As I began walking, I took out my headphones and put them in my ears. After a while, someone put their hand on my shoulder. My reflexes caused me to immediately spin around, and much to my surprise it was Ray.

"Ray you scared me!"I let out a sigh of relief know that I knew that he wasnt a rapist or serial killer. He chuckled.  "Yeah its just me. I just wanted to talk to you." I raised my eyebrow, curious about what he had to say. "What about?"

"I broke up with Brianna." he said. Unlike Jake, when Brianna found out about our little secret, she actually thought that it was sweet that he did all of this just to show her he cares for her. Too bad Jake didn't see it that way.

"Why did you do that?" I asked. He didn't even hesitate to answer. "Because I realized that I really liked you," he said, touching my cheek, and I pushed his hand away. "Whatchu mean?
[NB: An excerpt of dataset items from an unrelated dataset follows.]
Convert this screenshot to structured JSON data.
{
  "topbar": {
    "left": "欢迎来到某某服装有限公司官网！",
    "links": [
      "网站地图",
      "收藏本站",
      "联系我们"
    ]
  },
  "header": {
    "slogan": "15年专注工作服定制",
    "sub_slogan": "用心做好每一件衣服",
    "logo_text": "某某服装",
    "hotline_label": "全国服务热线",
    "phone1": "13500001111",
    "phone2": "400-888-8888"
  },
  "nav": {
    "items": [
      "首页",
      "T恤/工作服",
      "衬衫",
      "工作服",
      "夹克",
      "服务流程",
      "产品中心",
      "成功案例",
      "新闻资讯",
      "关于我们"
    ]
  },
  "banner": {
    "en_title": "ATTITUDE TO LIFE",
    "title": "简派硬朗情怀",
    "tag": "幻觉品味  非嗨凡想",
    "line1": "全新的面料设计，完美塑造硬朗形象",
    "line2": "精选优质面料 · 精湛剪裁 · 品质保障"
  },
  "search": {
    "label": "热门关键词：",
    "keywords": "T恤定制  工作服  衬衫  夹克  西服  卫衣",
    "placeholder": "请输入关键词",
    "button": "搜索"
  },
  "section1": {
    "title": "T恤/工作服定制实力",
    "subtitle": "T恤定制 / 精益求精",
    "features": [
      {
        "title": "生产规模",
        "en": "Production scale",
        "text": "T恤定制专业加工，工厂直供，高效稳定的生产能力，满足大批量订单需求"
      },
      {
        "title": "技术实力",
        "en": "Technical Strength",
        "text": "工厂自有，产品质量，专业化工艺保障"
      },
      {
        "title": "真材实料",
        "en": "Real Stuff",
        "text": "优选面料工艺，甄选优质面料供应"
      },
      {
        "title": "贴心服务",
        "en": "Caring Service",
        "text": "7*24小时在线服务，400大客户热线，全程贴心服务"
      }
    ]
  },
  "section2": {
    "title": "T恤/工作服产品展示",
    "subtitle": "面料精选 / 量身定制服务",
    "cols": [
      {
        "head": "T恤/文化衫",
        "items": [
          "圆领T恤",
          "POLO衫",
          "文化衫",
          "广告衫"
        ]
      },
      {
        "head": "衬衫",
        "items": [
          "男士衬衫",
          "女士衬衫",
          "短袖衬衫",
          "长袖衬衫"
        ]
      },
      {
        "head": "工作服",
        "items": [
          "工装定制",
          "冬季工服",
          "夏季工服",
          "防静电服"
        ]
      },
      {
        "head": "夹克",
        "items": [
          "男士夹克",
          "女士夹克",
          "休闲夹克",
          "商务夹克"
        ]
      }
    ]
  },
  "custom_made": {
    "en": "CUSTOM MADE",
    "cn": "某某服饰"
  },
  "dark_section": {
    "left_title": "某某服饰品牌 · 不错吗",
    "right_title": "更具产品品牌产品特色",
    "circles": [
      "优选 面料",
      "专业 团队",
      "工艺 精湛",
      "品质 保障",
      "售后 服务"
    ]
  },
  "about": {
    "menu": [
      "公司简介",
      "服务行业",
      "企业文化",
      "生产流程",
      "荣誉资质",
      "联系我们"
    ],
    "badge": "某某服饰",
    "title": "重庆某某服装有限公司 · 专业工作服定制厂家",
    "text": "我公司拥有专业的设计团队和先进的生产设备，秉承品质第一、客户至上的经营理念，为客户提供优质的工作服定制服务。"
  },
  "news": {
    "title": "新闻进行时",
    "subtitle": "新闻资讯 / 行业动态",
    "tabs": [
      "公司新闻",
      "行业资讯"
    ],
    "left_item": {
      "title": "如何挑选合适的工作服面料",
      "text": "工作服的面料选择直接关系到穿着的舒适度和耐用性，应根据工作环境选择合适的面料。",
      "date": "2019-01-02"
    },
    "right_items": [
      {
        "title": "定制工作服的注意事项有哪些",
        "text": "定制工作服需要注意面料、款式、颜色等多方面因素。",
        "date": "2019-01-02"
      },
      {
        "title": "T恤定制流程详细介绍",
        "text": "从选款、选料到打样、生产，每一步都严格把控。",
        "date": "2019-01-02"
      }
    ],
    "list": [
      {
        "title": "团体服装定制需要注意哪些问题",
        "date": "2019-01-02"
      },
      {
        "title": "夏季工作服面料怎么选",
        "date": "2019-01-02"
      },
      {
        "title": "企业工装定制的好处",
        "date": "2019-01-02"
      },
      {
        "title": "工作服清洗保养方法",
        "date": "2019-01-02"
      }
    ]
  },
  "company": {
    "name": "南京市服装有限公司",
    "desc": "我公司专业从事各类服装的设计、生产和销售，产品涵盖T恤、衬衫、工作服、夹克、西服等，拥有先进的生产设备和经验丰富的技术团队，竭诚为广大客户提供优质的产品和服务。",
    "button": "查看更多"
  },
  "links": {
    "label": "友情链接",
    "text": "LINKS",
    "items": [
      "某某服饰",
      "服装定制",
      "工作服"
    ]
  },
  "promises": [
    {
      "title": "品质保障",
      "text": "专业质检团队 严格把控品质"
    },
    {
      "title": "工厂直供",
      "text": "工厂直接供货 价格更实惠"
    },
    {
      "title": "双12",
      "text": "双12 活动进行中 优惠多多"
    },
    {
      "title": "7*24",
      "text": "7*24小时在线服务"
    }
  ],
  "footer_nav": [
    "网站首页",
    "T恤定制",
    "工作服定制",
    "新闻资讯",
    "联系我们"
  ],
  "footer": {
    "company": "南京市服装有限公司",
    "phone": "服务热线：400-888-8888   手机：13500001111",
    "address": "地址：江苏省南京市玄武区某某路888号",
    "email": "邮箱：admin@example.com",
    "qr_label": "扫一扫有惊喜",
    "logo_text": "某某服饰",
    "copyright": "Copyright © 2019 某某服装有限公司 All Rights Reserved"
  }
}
You know that this wasn't part of the deal. We agreed that there would be no feelings!" I exclaimed.

"I know, I just don't know what happened! At first I felt nothing, but then we put so much into making it look like we were a real couple that I fell for you along the way." He explained.

Of all the things that happened to make this day bad, this was definitely the worst.  Now I had to worry about getting Jake back, and getting Ray off of my back.

"Nicki, Jake is a childish little boy, and he will always be like that. You don't deserve to be treated like that. He doesn't see that you did this for him and you deserve better. You deserve me." He concluded.

Even though I didn't want to admit it, Ray had a point. Jake had been treating me like trash, and I was sick and tired of it. I began to wonder if being with Jake was even worth it anymore. But, I knew that what I felt for him was real, and that I only liked Ray as a friend.

"Ray,  I'm sorry but..." I didn't get to finish my sentence because Ray slammed his lips on mine. I pushed him away, and looked at him like he was insane.

"And just when I was about to come to you and spill out my feelings..."

I turned around, and there was Jake, standing there with a hurt expression on his face. He didn't even seem angry. Just ... heartbroken.

"Jake, it isn't what it looks like!" I wanted to slap myself at how cliche I sounded, but it was the truth. He didn't give me a chance to explain, and just walked off. I knew I shouldve been on the verge of tears, but the only thing I felt was pure rage, and it was directed at Ray.

"Why the fuck would you do that? I don't like you Ray! Just go back to Brianna because I don't want to be with you! We will never be together!" I screamed at him, my face probably turning red in the process.

I ran in the direction where Jake took off only to see him getting into his car and driving off.

"Fuck!" I said in agrivation.

I stormed off to my house, not even looking back to see if Ray was still standing where I'd left him. I know that I hurt his feelings, but frankly,  I couldn't give less than a fuck.